Ergänzungsleistung zur AHV/IV (Berechnung des Leistungsanspruchs)
Zusammenfassung
Sachverhalt
Die 2014 geborene Tochter lebt bei ihrer Mutter in Uster, während ihr Vater im Kanton Thurgau wohnt und eine IV-Rente bezieht. Seit Mai 2024 erhält die Tochter eine IV-Kinderrente; die Mutter bezieht ihrerseits eine Witwenrente und EL. Streitig war, ob für die Festsetzung und Ausrichtung der EL zur Kinderrente die EL-Stelle des Kantons Thurgau oder jene der Stadt Uster zuständig ist.
Erwägungen
Das Bundesgericht hielt fest, dass Art. 21 ELG die Zuständigkeit für Kinder in einer Konstellation mit in verschiedenen Kantonen wohnhaften, je originär rentenberechtigten Eltern nicht abschliessend regelt. Massgeblich seien deshalb der Zusammenrechnungsgrundsatz von Art. 9 Abs. 2 ELG sowie Art. 7 Abs. 1 lit. b ELV, wonach die EL für ein Kind mit dem rentenberechtigten Elternteil zusammen zu berechnen sind, bei dem es lebt. Da die Tochter bei ihrer ebenfalls rentenberechtigten Mutter lebt, ist die gemeinsame Berechnung mit deren Anspruch vorzunehmen; die Ausnahme der gesonderten Berechnung nach Art. 7 Abs. 1 lit. c ELV greift nicht.

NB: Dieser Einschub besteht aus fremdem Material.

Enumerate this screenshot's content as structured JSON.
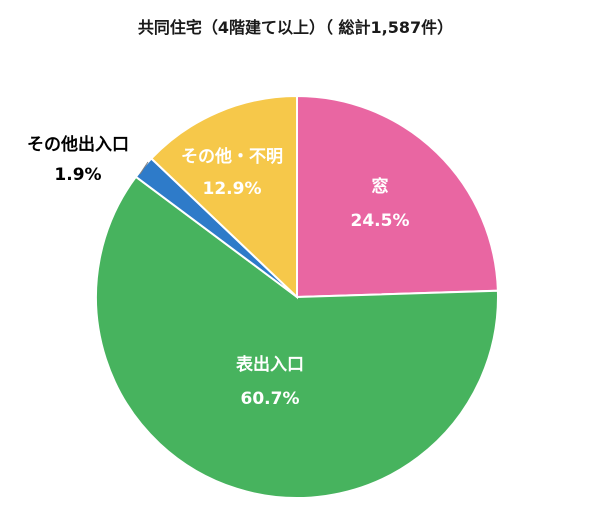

Dies entspricht auch der WEL, wonach bei anspruchsberechtigten Eltern in verschiedenen Kantonen die EL-Stelle des sorgeberechtigten Elternteils zuständig ist.
Entscheid
Die Beschwerde wurde abgewiesen. Zuständig für Festsetzung, Ausrichtung und damit auch für die Finanzierung der EL zur IV-Kinderrente der Tochter ist die Stadt Uster beziehungsweise der Kanton Zürich.